A large section of the 26-acre lava delta formed by the 61g lava flow collapsed into the ocean around 2:45 p.m. on December 31, 2016.
The huge subsidence launched showers of volcanic rock into the air and created a flurry of large waves that eroded away a portion of the older sea cliff and viewing area.
As a result, the Kamokuna ocean entry within Hawai‘i Volcanoes National Park will remain closed until park rangers and USGS Hawaiian Volcano Observatory scientists survey and reopen the area.
Rangers on duty New Year’s Day reported that the former viewing area is gone and that loud cracks continue to be heard throughout the unstable area.

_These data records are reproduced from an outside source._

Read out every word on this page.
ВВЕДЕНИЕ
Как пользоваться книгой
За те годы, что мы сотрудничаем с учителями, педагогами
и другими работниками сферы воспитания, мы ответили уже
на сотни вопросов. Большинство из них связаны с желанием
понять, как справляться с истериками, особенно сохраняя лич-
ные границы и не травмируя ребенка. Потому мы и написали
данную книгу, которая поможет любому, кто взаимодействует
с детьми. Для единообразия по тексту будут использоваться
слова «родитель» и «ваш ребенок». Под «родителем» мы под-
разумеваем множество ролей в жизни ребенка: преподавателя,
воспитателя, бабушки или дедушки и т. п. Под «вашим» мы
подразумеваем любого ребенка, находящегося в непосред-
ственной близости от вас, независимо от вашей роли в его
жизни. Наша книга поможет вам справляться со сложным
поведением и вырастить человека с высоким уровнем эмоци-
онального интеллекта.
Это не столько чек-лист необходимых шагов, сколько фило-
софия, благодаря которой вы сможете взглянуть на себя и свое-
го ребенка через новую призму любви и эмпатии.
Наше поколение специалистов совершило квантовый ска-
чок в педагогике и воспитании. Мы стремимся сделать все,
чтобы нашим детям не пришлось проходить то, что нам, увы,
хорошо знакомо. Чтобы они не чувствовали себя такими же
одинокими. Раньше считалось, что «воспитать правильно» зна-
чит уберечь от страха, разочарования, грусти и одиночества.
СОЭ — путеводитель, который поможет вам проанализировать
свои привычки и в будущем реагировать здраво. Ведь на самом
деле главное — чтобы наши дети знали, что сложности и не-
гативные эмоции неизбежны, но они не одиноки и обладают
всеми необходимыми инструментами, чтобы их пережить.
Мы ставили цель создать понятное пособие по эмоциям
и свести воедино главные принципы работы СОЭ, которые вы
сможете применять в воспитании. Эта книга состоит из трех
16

Although park rangers temporarily closed the Kamokuna lava viewing area, five visitors ducked beneath the white rope closure line and made a beeline for the coastal cliffs around 7 p.m. on New Year’s Eve. Eruption Crew Ranger Travis Delimont and a co-worker had to chase after them before they turned around. Within 15 minutes, the section of cliff where the visitors were standing crashed into the ocean.
“It was a really close brush with death for them. Luckily, they finally listened to us and turned around in time,” Ranger Delimont said.
The lava viewing area will remain closed until it is determined safe to reopen. The County of Hawai‘i also closed the Kalapana access to the park.
“Fortunately, there were no aircraft or boats reported in the area at the time of the collapse, nor were any visitors on the delta itself, which is closed for public safety. Had anyone been close by on land, water or air, lives would have surely been lost.”
There is a temporary flight restriction of 1,000 feet above ground level at the Kamokuna ocean entry.